What happens if I use git pull (merge) and squash my commit into master?-CodePudding

I'm unsure if this strategy is causing us more issues than it's worth. Let's use this as an example (pulled from git docs).


    A---B---C---D---E origin/master
        \     
         X---Y--- feature/branch

I've created a feature/branch of origin/master at commit B. I've committed X and Y locally. C, D, and E have been committed to origin by other developers. I then use git pull origin master to pull down latest changes from master into my feature/branch.

    A---B---C---D---E origin/master
        \            \
         X---Y--------M feature/branch

This appears to take CDE and creates a merge commit in my feature branch M. I then squash my feature branch creating commit Z and push it into origin.

    A---B---C---D---E       origin/master
        \            \     /
         X---Y--------M---Z feature/branch

It's possible I'm misunderstanding the pull merge.

Does origin now contain A,B,C twice?

Should we use rebase instead?

Any suggestions are greatly appreciated.

CodePudding user response：

Note: For the purposes of this answer, let's assume you have a local branch named master which is equivalent to origin/master, and another local branch named feature which is equivalent to feature/branch.

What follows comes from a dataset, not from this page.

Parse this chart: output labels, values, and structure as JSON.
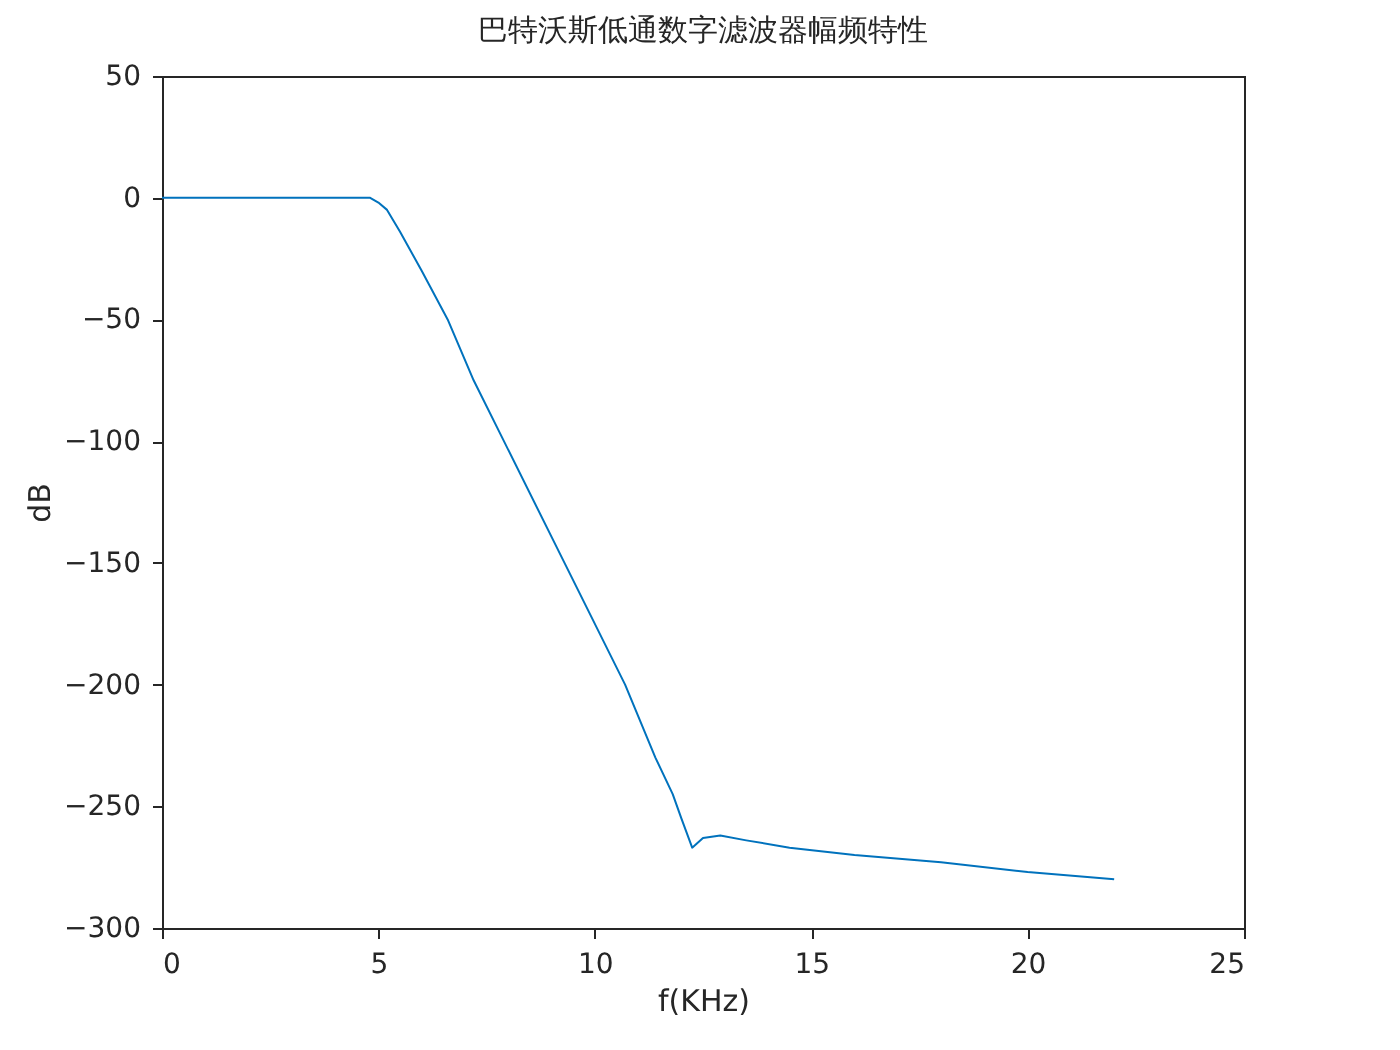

I believe your question is arising from the fact that your third graph is incorrect. Given your second graph as is:

    A---B---C---D---E (master)
        \            \
         X---Y--------M (feature)

If you then wish to squash feature onto master the resulting graph would be:

A---B---C---D---E---Z (master)

In this case commit Z would contain all of the changes from both commit X and Y, and also M if there were any changes in the merge commit.

If you had elected to rebase feature onto master instead of merging (in your case using pull), the graph would look like this:

A---B---C---D---E (master)---X'---Y' (feature)

Where X' and Y' represent the re-written commits of X and Y. If you then squashed those two commits down into one, you would be in the same place as the squash merge. (And then you would merge feature into master to get master up to date.)

Does origin now contain A,B,C twice?

Assuming you push master to origin, in neither of these cases would origin (master) now contain A,B,C twice.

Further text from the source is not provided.